L’1 dicembre di ogni anno, in occasione della Giornata mondiale contro l’AIDS, governi ed istituzioni si impegnano a promuovere iniziative che coinvolgano la comunità con l’intento di informare le persone su rischi e cure. Il 2017 non fa eccezione e diversi eventi sono stati organizzati nelle città italiane con lo scopo di promuovere la lotta contro l’Aids.
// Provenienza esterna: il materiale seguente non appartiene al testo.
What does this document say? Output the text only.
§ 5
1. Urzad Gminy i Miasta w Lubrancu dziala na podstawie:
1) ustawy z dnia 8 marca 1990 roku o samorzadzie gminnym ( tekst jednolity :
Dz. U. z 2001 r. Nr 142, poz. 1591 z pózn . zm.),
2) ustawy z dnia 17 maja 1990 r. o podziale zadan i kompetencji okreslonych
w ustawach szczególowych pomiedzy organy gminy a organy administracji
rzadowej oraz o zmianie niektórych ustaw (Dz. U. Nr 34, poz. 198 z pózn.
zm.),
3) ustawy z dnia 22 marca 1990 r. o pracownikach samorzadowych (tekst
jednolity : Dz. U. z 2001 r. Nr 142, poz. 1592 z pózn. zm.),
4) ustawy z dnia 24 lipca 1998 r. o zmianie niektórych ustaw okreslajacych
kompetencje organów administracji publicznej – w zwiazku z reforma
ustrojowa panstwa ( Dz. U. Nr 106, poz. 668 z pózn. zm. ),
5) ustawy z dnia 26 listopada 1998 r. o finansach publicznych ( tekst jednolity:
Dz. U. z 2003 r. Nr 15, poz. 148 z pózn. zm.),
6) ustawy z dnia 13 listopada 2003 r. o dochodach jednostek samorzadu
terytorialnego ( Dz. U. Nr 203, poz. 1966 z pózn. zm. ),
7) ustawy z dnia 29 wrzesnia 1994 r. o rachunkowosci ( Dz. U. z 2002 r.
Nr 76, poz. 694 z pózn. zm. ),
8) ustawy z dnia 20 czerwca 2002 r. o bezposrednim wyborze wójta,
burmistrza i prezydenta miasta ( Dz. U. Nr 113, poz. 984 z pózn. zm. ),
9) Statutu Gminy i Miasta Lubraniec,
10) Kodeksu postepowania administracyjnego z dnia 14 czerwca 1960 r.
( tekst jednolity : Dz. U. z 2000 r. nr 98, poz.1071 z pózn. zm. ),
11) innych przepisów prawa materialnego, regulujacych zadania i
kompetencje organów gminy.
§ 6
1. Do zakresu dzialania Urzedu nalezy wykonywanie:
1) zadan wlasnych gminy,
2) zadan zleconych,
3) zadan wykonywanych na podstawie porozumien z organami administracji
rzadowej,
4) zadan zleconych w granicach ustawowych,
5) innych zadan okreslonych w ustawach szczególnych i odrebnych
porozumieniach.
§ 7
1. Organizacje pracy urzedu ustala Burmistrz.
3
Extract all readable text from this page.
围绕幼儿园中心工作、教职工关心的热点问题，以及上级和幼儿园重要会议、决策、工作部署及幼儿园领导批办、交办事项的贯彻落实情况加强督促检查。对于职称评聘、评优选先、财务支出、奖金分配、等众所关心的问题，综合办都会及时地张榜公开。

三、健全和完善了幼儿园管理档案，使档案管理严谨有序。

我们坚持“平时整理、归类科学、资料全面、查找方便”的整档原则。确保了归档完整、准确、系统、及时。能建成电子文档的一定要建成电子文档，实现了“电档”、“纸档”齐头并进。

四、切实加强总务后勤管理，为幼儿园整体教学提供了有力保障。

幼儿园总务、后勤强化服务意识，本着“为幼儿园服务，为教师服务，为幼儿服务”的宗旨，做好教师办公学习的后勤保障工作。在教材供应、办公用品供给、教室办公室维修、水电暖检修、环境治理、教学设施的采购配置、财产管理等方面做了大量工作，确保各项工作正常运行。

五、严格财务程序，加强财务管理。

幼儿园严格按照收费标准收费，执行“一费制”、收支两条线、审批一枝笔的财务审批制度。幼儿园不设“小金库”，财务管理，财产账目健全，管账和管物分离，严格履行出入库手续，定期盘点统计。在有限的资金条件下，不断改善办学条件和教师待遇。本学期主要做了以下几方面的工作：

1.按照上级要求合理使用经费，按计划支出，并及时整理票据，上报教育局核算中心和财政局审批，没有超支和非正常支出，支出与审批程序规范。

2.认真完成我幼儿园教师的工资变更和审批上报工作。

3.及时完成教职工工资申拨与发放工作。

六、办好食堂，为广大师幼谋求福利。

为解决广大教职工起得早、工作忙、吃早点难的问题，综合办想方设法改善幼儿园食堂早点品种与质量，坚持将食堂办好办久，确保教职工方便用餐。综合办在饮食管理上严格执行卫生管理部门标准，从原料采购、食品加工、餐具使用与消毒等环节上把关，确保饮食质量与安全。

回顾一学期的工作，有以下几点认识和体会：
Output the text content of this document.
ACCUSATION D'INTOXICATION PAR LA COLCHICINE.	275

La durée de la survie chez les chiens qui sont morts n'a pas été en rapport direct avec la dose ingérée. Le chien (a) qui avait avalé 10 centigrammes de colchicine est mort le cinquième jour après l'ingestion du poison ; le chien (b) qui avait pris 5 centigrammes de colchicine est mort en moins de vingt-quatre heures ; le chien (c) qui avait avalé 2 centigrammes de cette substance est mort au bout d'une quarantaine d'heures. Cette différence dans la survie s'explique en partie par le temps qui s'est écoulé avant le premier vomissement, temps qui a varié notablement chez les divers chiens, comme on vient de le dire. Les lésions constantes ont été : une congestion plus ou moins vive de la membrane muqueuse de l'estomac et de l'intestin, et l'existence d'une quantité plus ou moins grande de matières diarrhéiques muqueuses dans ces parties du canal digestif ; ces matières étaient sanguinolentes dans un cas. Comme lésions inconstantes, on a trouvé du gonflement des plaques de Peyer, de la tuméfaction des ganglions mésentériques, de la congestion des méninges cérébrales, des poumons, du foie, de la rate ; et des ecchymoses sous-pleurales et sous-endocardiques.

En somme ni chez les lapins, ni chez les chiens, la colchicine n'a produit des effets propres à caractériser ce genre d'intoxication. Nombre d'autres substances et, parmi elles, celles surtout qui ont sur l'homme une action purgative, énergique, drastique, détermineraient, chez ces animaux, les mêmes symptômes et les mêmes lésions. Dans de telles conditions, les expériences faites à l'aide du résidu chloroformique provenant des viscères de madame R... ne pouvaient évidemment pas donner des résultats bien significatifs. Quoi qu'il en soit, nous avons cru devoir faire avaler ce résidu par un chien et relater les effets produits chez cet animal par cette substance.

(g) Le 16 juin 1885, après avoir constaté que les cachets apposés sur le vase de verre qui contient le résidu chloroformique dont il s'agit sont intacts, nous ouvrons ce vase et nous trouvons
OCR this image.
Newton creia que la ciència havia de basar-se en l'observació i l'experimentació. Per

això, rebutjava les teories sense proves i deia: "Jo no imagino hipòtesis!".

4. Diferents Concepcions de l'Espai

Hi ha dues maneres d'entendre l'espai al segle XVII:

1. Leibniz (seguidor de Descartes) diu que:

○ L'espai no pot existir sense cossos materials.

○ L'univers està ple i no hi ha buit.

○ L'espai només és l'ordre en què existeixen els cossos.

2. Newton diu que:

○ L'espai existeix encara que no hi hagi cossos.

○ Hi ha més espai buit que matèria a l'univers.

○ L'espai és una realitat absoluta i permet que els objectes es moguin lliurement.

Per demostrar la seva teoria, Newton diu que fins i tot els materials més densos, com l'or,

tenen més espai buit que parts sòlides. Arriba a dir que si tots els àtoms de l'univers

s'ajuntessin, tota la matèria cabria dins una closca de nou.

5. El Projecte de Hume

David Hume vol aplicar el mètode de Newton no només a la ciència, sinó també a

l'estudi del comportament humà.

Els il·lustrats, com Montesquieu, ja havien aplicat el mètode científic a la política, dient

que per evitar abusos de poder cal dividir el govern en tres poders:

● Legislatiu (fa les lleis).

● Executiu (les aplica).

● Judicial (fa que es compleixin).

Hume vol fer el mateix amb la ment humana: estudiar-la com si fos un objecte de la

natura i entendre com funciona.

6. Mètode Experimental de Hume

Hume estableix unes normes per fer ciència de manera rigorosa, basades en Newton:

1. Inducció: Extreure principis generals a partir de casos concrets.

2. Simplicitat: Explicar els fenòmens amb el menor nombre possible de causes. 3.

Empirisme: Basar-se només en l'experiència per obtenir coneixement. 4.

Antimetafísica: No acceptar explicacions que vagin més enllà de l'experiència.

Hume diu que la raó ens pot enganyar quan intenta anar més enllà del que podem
Diversi ospedali dislocati su tutto il territorio danno la possibilità di effettuare dei test rapido salivare gratuitamente e senza appuntamento. Sono stati inoltre organizzati convegni e stand informativi sulla malattia e i metodi per prevenirla e curarla. Molti progetti sono a cura di associazioni nate per fermare la diffusione del virus HIV come l’Associazione nazionale per la lotta contro l’Aids che scenderà in oltre mille piazze italiane con l’iniziativa “Un Bonsai per l’Anlaids” per sostenere la ricerca e la Lila (Lega Italiana per la Lotta contro l’AIDS) che organizza una raccolta fondi via SMS.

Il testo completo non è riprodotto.